During the year 1883 the expenditure of the Company upon the assistance fund, the pension fund, the medical services, the gratuitous supply of fuel, the cottages, in addition to, and not at the expense of, the wages paid, reached a total of 1,224,730 francs. During this same year the profits of the company, as stated after an inquiry by the French Minister of Public Works, amounted to 1,200,000 francs. This really seems to warrant the assertion that at Anzin in 1883 the profits of the mines were virtually divided into two equal portions, one of which went to Capital and the other to Labour. Assuming this assertion to be, even roughly speaking, accurate, why should there have been any serious collision between Capital and Labour, in such an organisation, over a question of practical economies necessarily advantageous to both?
Yet there was such a collision. In February 1884, what is known as the great strike at Anzin broke out over a proposed improvement in the methods of working, the demonstrable effect of which must be to improve the position of the best workmen employed by the company, without doing real injustice to others. A similar strike had occurred a quarter of a century before, when the company insisted on introducing from England and Belgium the use of ponies in the subterranean galleries. But in 1884 the conservative instinct of the workmen, which predisposes them in all callings against innovations of any kind, was adroitly worked upon and influenced by the direct influence of the politicians of the 'true Republic' at Paris. A workman of the company named Basly, who had taken an active part in organising a syndicate of mining workmen under a law passed in 1881 to favour such syndications, put himself into communication with the advanced Radicals at Paris, constituted himself the champion of the syndicates of workmen, and, according to the testimony given before a parliamentary committee, fomented a formidable exterior pressure upon the workmen at Anzin, to bring about the strike which eventually took place, and in connection with which M. Basly became a conspicuous figure in French Republican politics, receiving a much larger wage as a deputy than he had ever earned in the mines at Anzin, where, as the books of the company show, though by no means an exceptionally good workman, he earned, in 1881, 4 fr. 93 c., and in 1882 4 fr. 71 c. a day.
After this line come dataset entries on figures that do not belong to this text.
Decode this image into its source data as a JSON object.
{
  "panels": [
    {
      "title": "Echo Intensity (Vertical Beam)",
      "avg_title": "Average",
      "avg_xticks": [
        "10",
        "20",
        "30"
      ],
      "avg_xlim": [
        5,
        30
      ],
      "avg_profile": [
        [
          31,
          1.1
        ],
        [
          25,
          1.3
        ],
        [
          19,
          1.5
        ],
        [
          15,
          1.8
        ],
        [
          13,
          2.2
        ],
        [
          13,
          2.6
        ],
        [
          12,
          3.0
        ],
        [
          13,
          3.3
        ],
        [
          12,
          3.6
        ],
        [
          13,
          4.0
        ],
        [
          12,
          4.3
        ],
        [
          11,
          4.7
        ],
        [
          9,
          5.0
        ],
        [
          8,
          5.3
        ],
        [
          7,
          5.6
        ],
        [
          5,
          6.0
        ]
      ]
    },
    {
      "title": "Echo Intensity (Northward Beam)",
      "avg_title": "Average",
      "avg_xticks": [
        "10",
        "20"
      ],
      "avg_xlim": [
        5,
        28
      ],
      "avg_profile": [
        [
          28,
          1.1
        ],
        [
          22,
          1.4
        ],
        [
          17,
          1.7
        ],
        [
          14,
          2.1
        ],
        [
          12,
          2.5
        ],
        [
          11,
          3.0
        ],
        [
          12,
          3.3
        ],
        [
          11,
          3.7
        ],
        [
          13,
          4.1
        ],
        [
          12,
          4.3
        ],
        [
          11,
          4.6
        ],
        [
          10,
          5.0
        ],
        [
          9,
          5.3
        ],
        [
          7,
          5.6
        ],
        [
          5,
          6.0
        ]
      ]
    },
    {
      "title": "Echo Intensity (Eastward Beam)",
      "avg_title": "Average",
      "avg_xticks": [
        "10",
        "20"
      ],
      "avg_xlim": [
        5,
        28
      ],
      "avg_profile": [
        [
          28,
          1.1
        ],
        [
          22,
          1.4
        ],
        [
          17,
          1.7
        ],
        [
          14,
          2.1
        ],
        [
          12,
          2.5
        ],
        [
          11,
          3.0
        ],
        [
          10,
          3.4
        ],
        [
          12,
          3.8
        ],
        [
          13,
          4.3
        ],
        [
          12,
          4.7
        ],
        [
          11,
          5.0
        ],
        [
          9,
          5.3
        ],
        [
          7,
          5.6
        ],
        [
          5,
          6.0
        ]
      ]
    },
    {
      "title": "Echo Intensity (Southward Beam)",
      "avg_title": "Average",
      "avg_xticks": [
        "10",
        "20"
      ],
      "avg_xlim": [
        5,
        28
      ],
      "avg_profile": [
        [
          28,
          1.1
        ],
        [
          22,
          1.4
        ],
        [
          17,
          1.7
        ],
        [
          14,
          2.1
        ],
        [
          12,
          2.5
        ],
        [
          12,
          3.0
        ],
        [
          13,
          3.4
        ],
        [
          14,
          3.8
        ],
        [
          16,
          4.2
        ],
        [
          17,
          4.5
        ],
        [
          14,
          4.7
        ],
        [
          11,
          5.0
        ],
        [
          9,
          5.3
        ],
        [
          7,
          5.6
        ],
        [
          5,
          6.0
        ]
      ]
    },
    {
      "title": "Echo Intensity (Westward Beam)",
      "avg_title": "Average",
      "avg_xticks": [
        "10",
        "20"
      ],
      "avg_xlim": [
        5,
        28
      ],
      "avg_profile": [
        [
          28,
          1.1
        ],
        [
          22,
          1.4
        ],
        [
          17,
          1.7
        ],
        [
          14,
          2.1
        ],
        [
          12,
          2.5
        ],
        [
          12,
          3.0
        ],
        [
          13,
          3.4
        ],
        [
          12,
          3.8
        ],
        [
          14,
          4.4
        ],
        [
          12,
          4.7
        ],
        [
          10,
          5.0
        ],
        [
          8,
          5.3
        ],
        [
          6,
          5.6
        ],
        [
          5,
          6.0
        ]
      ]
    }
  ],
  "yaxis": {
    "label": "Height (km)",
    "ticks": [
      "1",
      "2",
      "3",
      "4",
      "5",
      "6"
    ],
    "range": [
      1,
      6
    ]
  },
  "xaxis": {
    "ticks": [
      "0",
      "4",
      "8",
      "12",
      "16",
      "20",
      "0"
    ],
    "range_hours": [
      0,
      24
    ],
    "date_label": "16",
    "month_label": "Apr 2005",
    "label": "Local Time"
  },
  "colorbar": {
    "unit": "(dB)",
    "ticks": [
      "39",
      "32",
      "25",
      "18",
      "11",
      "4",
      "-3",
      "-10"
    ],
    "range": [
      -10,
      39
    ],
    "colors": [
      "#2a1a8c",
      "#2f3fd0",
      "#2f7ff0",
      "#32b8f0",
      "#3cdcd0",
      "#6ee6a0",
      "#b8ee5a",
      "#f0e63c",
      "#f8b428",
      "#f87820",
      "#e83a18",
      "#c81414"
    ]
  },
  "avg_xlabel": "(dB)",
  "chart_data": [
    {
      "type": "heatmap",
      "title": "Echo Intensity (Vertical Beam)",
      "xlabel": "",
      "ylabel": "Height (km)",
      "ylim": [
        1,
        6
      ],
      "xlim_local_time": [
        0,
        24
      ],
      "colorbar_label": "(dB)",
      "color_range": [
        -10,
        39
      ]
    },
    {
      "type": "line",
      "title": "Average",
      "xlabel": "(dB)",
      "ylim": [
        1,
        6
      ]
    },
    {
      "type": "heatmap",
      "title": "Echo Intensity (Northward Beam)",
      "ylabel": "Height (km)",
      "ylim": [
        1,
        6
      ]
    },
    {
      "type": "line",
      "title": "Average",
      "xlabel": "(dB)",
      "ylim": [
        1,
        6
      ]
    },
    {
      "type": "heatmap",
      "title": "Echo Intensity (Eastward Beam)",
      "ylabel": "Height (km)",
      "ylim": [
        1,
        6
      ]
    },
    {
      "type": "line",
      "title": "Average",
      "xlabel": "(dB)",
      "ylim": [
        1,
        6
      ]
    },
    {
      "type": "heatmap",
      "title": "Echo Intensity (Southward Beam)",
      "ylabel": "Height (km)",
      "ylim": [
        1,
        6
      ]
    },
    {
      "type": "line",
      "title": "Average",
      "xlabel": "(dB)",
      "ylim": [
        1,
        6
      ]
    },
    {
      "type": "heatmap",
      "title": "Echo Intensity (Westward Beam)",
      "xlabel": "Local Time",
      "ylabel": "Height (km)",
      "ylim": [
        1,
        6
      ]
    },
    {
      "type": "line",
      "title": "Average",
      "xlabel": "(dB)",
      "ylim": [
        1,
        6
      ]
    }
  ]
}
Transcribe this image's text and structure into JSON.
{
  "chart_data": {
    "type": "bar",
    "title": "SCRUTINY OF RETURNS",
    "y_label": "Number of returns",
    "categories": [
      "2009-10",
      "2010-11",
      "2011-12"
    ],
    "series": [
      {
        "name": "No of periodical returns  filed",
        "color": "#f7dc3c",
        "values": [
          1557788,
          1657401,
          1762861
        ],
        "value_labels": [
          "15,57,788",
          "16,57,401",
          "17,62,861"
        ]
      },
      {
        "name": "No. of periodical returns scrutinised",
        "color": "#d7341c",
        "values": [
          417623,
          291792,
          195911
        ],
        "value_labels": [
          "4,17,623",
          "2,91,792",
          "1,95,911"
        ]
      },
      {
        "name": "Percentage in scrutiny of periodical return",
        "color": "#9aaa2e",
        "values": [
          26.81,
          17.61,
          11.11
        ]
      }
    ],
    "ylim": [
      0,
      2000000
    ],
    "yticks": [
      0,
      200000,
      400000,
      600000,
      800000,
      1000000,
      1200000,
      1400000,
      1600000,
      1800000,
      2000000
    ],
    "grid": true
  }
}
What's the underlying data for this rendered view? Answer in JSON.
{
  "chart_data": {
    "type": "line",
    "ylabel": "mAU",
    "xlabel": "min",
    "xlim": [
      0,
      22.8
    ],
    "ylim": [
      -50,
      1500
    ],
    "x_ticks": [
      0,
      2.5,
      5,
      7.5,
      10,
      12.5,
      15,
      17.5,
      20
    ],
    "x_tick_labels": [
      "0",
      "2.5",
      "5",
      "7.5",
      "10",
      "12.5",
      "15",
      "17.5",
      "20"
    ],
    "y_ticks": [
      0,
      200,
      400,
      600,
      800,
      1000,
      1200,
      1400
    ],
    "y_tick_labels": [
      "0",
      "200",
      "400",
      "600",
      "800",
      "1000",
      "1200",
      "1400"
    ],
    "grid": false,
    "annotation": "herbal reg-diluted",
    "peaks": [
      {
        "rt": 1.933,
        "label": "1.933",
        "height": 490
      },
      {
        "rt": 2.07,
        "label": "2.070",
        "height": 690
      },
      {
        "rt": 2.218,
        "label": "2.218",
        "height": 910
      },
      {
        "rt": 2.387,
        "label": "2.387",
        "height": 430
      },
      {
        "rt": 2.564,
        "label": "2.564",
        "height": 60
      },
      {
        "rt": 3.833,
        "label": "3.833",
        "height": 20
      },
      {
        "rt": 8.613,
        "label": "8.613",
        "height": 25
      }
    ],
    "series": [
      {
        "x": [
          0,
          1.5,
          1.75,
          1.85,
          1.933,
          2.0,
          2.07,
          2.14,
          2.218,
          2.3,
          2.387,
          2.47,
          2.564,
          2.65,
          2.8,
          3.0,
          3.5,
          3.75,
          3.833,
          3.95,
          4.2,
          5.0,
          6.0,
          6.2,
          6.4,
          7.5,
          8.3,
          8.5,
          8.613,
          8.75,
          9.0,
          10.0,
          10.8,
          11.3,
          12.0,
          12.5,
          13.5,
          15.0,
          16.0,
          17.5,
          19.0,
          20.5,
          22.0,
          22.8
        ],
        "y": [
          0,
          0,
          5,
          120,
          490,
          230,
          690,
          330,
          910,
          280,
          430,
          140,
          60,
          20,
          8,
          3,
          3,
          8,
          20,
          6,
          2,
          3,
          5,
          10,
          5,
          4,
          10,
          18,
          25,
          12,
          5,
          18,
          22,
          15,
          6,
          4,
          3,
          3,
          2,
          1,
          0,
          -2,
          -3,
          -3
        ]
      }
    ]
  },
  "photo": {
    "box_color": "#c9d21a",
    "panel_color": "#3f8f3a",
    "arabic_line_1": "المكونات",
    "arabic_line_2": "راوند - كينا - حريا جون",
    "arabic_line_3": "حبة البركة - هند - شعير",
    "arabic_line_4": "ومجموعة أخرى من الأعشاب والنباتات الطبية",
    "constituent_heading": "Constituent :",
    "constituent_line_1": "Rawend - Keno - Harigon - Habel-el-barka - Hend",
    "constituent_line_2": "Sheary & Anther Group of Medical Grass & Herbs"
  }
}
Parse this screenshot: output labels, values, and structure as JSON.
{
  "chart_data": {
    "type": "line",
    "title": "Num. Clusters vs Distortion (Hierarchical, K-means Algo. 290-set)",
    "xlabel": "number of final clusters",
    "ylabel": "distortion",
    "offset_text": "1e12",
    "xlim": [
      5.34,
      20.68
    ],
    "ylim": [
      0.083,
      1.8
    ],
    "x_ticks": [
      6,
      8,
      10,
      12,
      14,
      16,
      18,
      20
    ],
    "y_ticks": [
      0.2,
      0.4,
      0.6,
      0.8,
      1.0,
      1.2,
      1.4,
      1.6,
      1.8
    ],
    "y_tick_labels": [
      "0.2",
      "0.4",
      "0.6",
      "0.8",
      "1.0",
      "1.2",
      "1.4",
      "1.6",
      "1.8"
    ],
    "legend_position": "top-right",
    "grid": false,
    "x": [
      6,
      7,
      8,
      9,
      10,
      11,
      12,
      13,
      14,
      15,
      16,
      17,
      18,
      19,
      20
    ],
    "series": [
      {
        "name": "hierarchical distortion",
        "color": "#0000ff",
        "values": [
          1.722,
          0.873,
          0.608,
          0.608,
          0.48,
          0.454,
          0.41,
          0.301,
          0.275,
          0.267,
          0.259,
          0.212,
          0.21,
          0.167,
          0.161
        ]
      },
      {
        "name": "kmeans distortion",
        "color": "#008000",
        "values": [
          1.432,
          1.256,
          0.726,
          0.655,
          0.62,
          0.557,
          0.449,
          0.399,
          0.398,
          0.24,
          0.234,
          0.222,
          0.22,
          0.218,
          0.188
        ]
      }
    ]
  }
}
One obvious object of the syndicates of workmen being to establish a kind of despotic control over all the workmen of any calling, the syndicate of mining workmen at Anzin set itself, a year before the strike, in 1883, to break down what is known at Anzin (and elsewhere in France also, M. Guary tells me) as the system of 'marchandages.'
Under this system the company makes contracts with the workmen at a fixed price for coal, deliverable during several months. A good workman, holding one of these contracts and stimulated by it, frequently gains from 20 to 25 per cent. more than the average daily wage of his class. The syndicate wished to establish 'equality' of wages, or, in other words, to put idle or inferior workmen on the same level with industrious and superior workmen.
To this end, the leaders resorted to the methods usual in all such cases, of intimidation and actual violence. Workmen at Anzin who had taken 'marchandages' were attacked and beaten, some of them so severely as to disable them for weeks.